Fakta: Banyak sekali produk makanan rendah lemak yang ternyata memiliki kalori sama besar dengan produk sejenis yang full-fat. Produsen bisa saja menambahkan gula ke dalam es krim rendah lemak, low-fat cookies, atau di salad dressing, demi mempertahankan kelezatannya. Lagipula, menghindari lemak bisa merugikan bagi Anda yang merencanakan penurunan berat badan. “Lemak membuat seseorang merasa kenyang, yang pada akhirnya menekan nafsu makan,” kata Young. Pola makan rendah lemak juga kurang baik bagi tubuh, karena kekurangan lemak akan memicu penimbunan karbohidrat, seperti dari pasta atau permen, yang lalu menurunkan level kolesterol HDL sekaligus menaikkan trygliceride . Daripada pantang lemak, lebih baik Anda mengasup lemak tak jenuh yang bisa ditemukan di beberapa jenis kacang-kacangan, avokad, minyak zaitun dan minyak kanola, atau wijen. Bisa saja mengonsumsi omega-3 yang terdapat di biji bunga matahari dan ikan salmon.
ORGANIK
Survei oleh Wansink, peneliti dari Cornell University, tentang anggapan orang terhadap biskuit berlabel “organik” dan yang tidak. Hasilnya, banyak orang yang menganggap biskuit organik lebih lezat, lebih rendah lemak, rendah kalori, tinggi kandungan seratnya, dan akhirnya lebih mahal . “Mereka selalu beranggapan kata organik berarti produk bermutu,” tambah Wansink.

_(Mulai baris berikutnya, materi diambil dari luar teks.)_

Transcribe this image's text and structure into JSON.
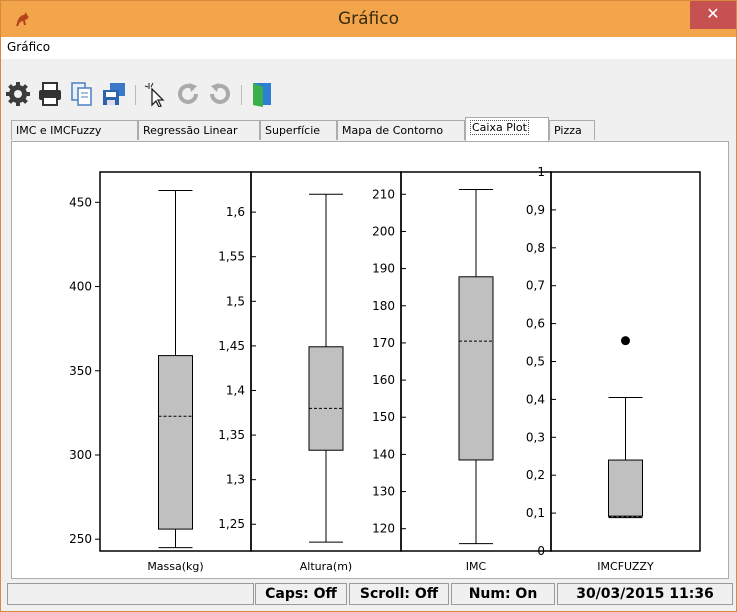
{
  "window": {
    "title": "Gráfico",
    "close": "✕"
  },
  "menu": {
    "items": [
      "Gráfico"
    ]
  },
  "toolbar": [
    "gear-icon",
    "print-icon",
    "copy-icon",
    "save-icon",
    "pointer-icon",
    "rotate-cw-icon",
    "rotate-ccw-icon",
    "exit-icon"
  ],
  "tabs": [
    "IMC e IMCFuzzy",
    "Regressão Linear",
    "Superfície",
    "Mapa de Contorno",
    "Caixa Plot",
    "Pizza"
  ],
  "active_tab": "Caixa Plot",
  "status": {
    "caps": "Caps: Off",
    "scroll": "Scroll: Off",
    "num": "Num: On",
    "datetime": "30/03/2015 11:36"
  },
  "chart_data": [
    {
      "type": "box",
      "category": "Massa(kg)",
      "ylim": [
        243,
        468
      ],
      "ticks": [
        250,
        300,
        350,
        400,
        450
      ],
      "tick_labels": [
        "250",
        "300",
        "350",
        "400",
        "450"
      ],
      "whisker_low": 245,
      "q1": 256,
      "median": 323,
      "q3": 359,
      "whisker_high": 457,
      "outliers": []
    },
    {
      "type": "box",
      "category": "Altura(m)",
      "ylim": [
        1.22,
        1.645
      ],
      "ticks": [
        1.25,
        1.3,
        1.35,
        1.4,
        1.45,
        1.5,
        1.55,
        1.6
      ],
      "tick_labels": [
        "1,25",
        "1,3",
        "1,35",
        "1,4",
        "1,45",
        "1,5",
        "1,55",
        "1,6"
      ],
      "whisker_low": 1.23,
      "q1": 1.333,
      "median": 1.38,
      "q3": 1.449,
      "whisker_high": 1.62,
      "outliers": []
    },
    {
      "type": "box",
      "category": "IMC",
      "ylim": [
        114,
        216
      ],
      "ticks": [
        120,
        130,
        140,
        150,
        160,
        170,
        180,
        190,
        200,
        210
      ],
      "tick_labels": [
        "120",
        "130",
        "140",
        "150",
        "160",
        "170",
        "180",
        "190",
        "200",
        "210"
      ],
      "whisker_low": 116,
      "q1": 138.5,
      "median": 170.5,
      "q3": 187.8,
      "whisker_high": 211.3,
      "outliers": []
    },
    {
      "type": "box",
      "category": "IMCFUZZY",
      "ylim": [
        0,
        1
      ],
      "ticks": [
        0,
        0.1,
        0.2,
        0.3,
        0.4,
        0.5,
        0.6,
        0.7,
        0.8,
        0.9,
        1
      ],
      "tick_labels": [
        "0",
        "0,1",
        "0,2",
        "0,3",
        "0,4",
        "0,5",
        "0,6",
        "0,7",
        "0,8",
        "0,9",
        "1"
      ],
      "whisker_low": 0.088,
      "q1": 0.092,
      "median": 0.09,
      "q3": 0.24,
      "whisker_high": 0.405,
      "outliers": [
        0.555
      ]
    }
  ]
}
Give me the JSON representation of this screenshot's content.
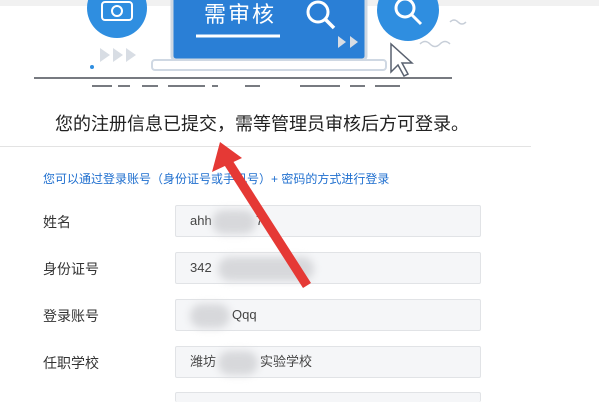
{
  "illustration": {
    "screen_text": "需审核",
    "icons": [
      "camera-icon",
      "search-icon",
      "verify-search-icon",
      "cursor-icon"
    ]
  },
  "notice": {
    "text": "您的注册信息已提交，需等管理员审核后方可登录。"
  },
  "login_hint": {
    "text": "您可以通过登录账号（身份证号或手机号）+ 密码的方式进行登录"
  },
  "form": {
    "name": {
      "label": "姓名",
      "value_start": "ahh",
      "value_end": "7"
    },
    "id_number": {
      "label": "身份证号",
      "value_start": "342",
      "value_end": ""
    },
    "account": {
      "label": "登录账号",
      "value_start": "",
      "value_end": "Qqq"
    },
    "school": {
      "label": "任职学校",
      "value_start": "潍坊",
      "value_end": "实验学校"
    }
  },
  "colors": {
    "accent_blue": "#2e86de",
    "hint_blue": "#1f6fcf",
    "arrow_red": "#e53935",
    "field_bg": "#f5f6f8"
  }
}
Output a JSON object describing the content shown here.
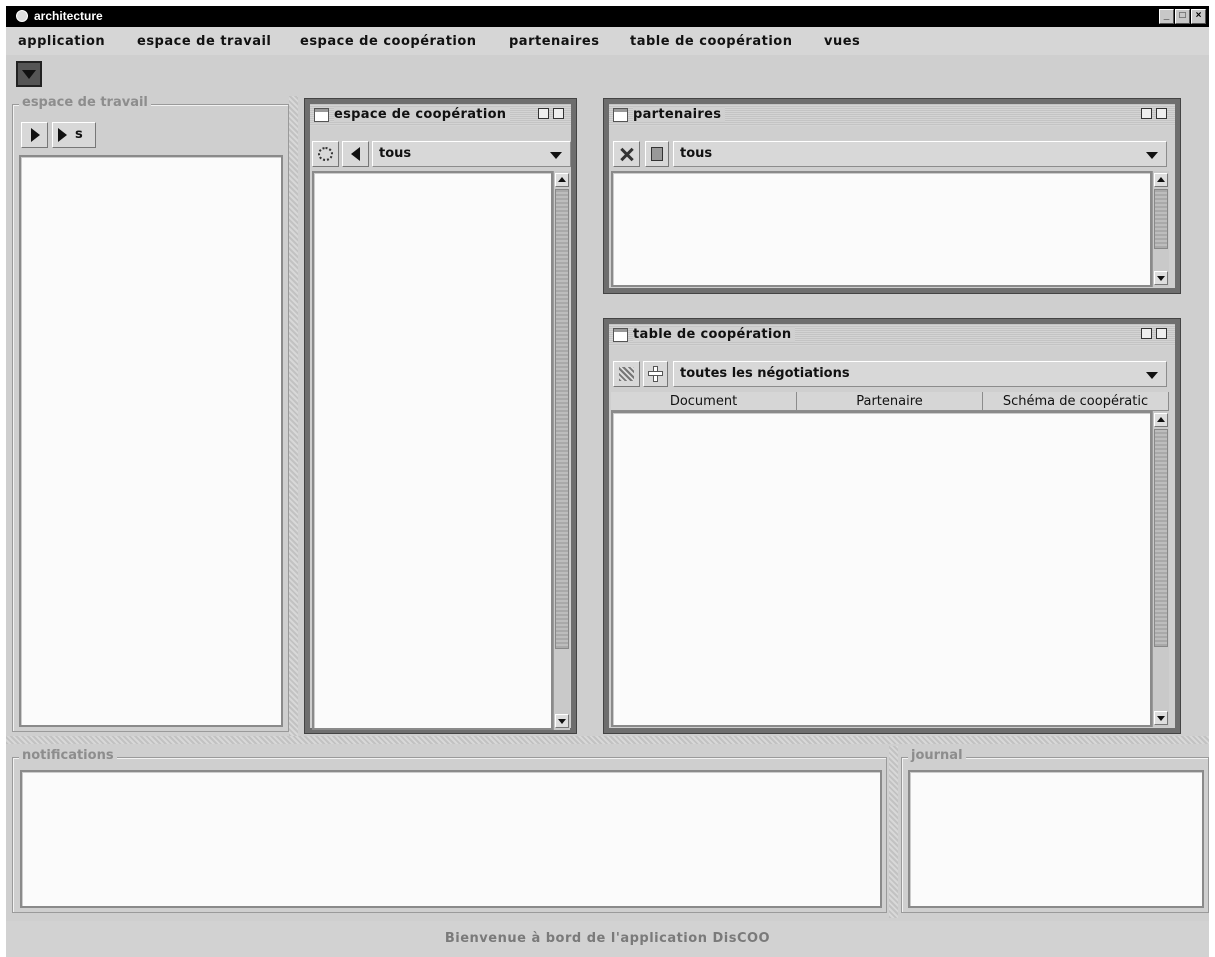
{
  "window": {
    "title": "architecture"
  },
  "menu": [
    "application",
    "espace de travail",
    "espace de coopération",
    "partenaires",
    "table de coopération",
    "vues"
  ],
  "panels": {
    "workspace": {
      "legend": "espace de travail",
      "btn2_label": "s"
    },
    "coop_space": {
      "title": "espace de coopération",
      "filter": "tous"
    },
    "partners": {
      "title": "partenaires",
      "filter": "tous"
    },
    "coop_table": {
      "title": "table de coopération",
      "filter": "toutes les négotiations",
      "columns": [
        "Document",
        "Partenaire",
        "Schéma de coopératic"
      ]
    },
    "notifications": {
      "legend": "notifications"
    },
    "journal": {
      "legend": "journal"
    }
  },
  "status": "Bienvenue à bord de l'application DisCOO"
}
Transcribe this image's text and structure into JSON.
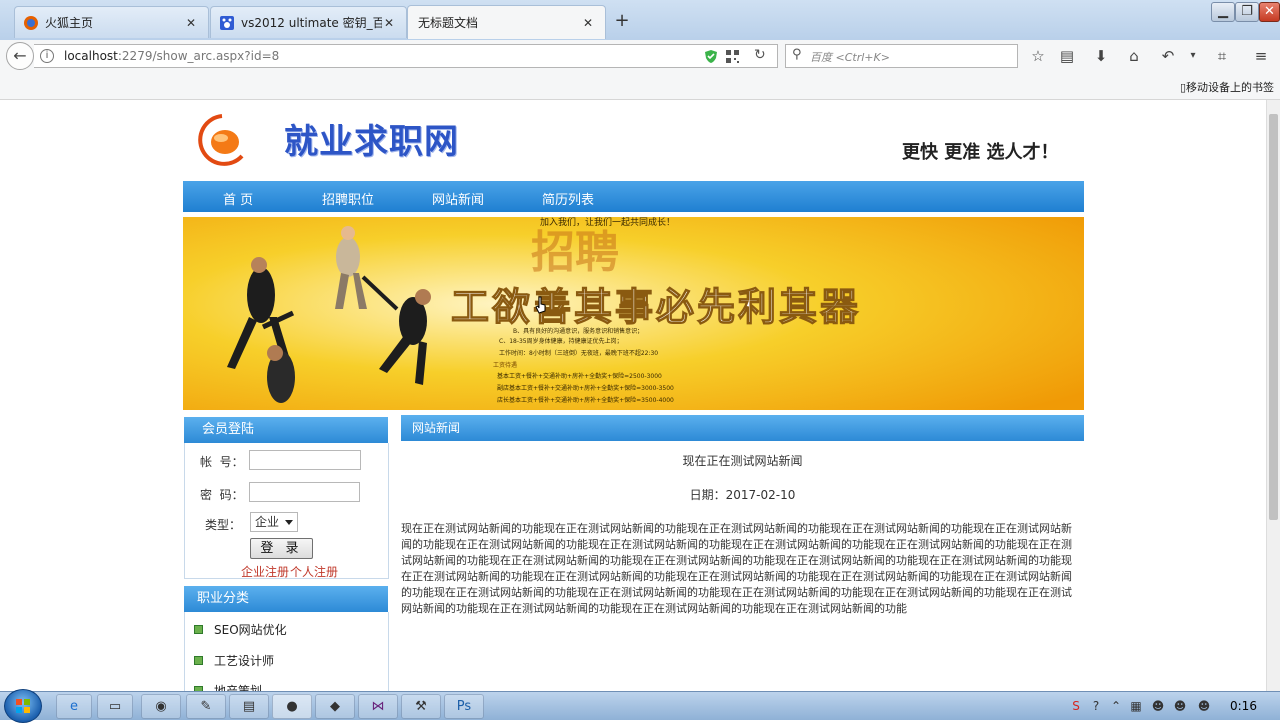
{
  "browser": {
    "tabs": [
      {
        "title": "火狐主页",
        "close": "✕",
        "active": false
      },
      {
        "title": "vs2012 ultimate 密钥_百...",
        "close": "✕",
        "active": false
      },
      {
        "title": "无标题文档",
        "close": "✕",
        "active": true
      }
    ],
    "new_tab": "+",
    "url_host": "localhost",
    "url_rest": ":2279/show_arc.aspx?id=8",
    "search_placeholder": "百度 <Ctrl+K>",
    "bookmarks_mobile": "移动设备上的书签"
  },
  "site": {
    "title": "就业求职网",
    "slogan": "更快 更准 选人才！",
    "nav": [
      "首 页",
      "招聘职位",
      "网站新闻",
      "简历列表"
    ],
    "banner": {
      "top_text": "加入我们，让我们一起共同成长！",
      "big_chars": "招聘",
      "headline": "工欲善其事必先利其器",
      "lines": [
        "B、具有良好的沟通意识，服务意识和销售意识；",
        "C、18-35周岁身体健康，持健康证优先上岗；",
        "工作时间：8小时制（三班倒）无夜班，最晚下班不超22:30",
        "工资待遇",
        "基本工资+餐补+交通补助+房补+全勤奖+保险=2500-3000",
        "副店基本工资+餐补+交通补助+房补+全勤奖+保险=3000-3500",
        "店长基本工资+餐补+交通补助+房补+全勤奖+保险=3500-4000"
      ]
    },
    "login": {
      "header": "会员登陆",
      "account_label": "帐  号：",
      "password_label": "密  码：",
      "type_label": "类型：",
      "type_value": "企业",
      "submit": "登 录",
      "link_company": "企业注册",
      "link_personal": "个人注册"
    },
    "categories": {
      "header": "职业分类",
      "items": [
        "SEO网站优化",
        "工艺设计师",
        "地产策划"
      ]
    },
    "news": {
      "header": "网站新闻",
      "title": "现在正在测试网站新闻",
      "date": "日期：2017-02-10",
      "body": "现在正在测试网站新闻的功能现在正在测试网站新闻的功能现在正在测试网站新闻的功能现在正在测试网站新闻的功能现在正在测试网站新闻的功能现在正在测试网站新闻的功能现在正在测试网站新闻的功能现在正在测试网站新闻的功能现在正在测试网站新闻的功能现在正在测试网站新闻的功能现在正在测试网站新闻的功能现在正在测试网站新闻的功能现在正在测试网站新闻的功能现在正在测试网站新闻的功能现在正在测试网站新闻的功能现在正在测试网站新闻的功能现在正在测试网站新闻的功能现在正在测试网站新闻的功能现在正在测试网站新闻的功能现在正在测试网站新闻的功能现在正在测试网站新闻的功能现在正在测试网站新闻的功能现在正在测试网站新闻的功能现在正在测试网站新闻的功能现在正在测试网站新闻的功能现在正在测试网站新闻的功能现在正在测试网站新闻的功能"
    }
  },
  "taskbar": {
    "clock": "0:16"
  },
  "colors": {
    "nav_blue": "#2d8ad6",
    "title_blue": "#2d55c6",
    "link_red": "#c0392b",
    "banner_yellow": "#f5c400"
  }
}
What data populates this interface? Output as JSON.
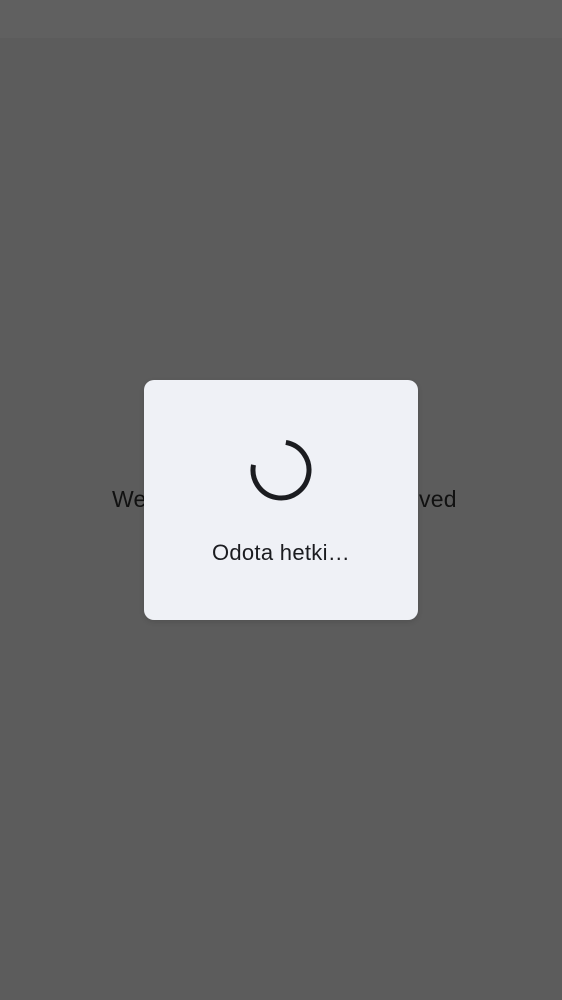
{
  "background": {
    "text_left": "We",
    "text_right": "ved"
  },
  "dialog": {
    "message": "Odota hetki…",
    "progress_icon": "circular-progress-spinner"
  },
  "colors": {
    "scrim": "#5c5c5c",
    "dialog_bg": "#eff1f6",
    "text": "#1b1c20",
    "spinner": "#1b1c20"
  }
}
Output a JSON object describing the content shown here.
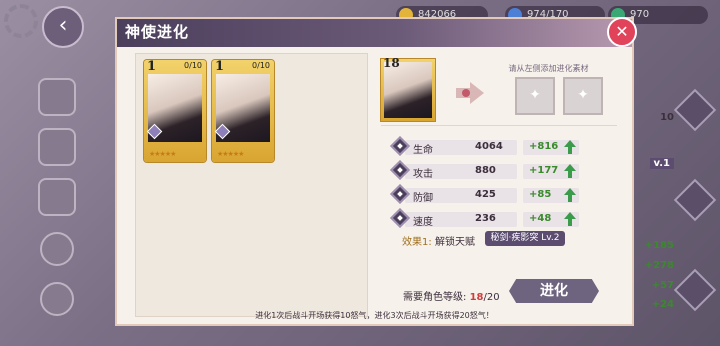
{
  "background": {
    "resources": [
      {
        "value": "842066",
        "icon": "gold-coin-icon",
        "color": "#e2b53a"
      },
      {
        "value": "974/170",
        "icon": "stamina-icon",
        "color": "#4c7fd6"
      },
      {
        "value": "970",
        "icon": "gem-icon",
        "color": "#3aa874"
      }
    ],
    "right_stats": [
      "10",
      "v.1",
      "+185",
      "+278",
      "+57",
      "+24"
    ]
  },
  "modal": {
    "title": "神使进化",
    "close_icon": "close-icon",
    "material_cards": [
      {
        "level": "1",
        "count": "0/10",
        "stars": "★★★★★"
      },
      {
        "level": "1",
        "count": "0/10",
        "stars": "★★★★★"
      }
    ],
    "target_card": {
      "level": "18"
    },
    "hint": "请从左侧添加进化素材",
    "stats": [
      {
        "name": "生命",
        "value": "4064",
        "gain": "+816"
      },
      {
        "name": "攻击",
        "value": "880",
        "gain": "+177"
      },
      {
        "name": "防御",
        "value": "425",
        "gain": "+85"
      },
      {
        "name": "速度",
        "value": "236",
        "gain": "+48"
      }
    ],
    "effect": {
      "label": "效果1:",
      "text": "解锁天赋",
      "skill": "秘剑·疾影突 Lv.2"
    },
    "requirement": {
      "label": "需要角色等级:",
      "current": "18",
      "required": "/20"
    },
    "evolve_button": "进化",
    "footer_note": "进化1次后战斗开场获得10怒气，进化3次后战斗开场获得20怒气！",
    "colors": {
      "accent": "#4b3f5c",
      "gain": "#3a8a2c",
      "warning": "#d23b3b"
    }
  }
}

Fakta: Untuk beberapa jenis produk organik memang lebih baik. Susu organik, misalnya, mengandung asam folat omega-3 lebih banyak dibanding susu biasa. Kandungan asam linoleat dan lemaknya bisa melawan penyakit jantung. “Daging sapi yang diternakkan secara organik cenderung rendah kandungan lemaknya, punya lebih banyak asam folat omega-3, mengandung lebih banyak vitamin E dan beta karoten,” kata Geagen. Produk organik hampir tidak tercemar pestisida, tapi tak semua wajib dibeli dengan harga mahal. Pilihan produk organik mungkin cocok untuk jenis makanan yang mudah tercemar, seperti buah-buahan yang dimakan dengan kulitnya, atau sayuran mentah. Anda bisa lewatkan label “organik” saat membeli olahan gandum seperti keripik, mi, atau biskuit, karena produk tersebut cenderung tidak tercemar residu pestisida.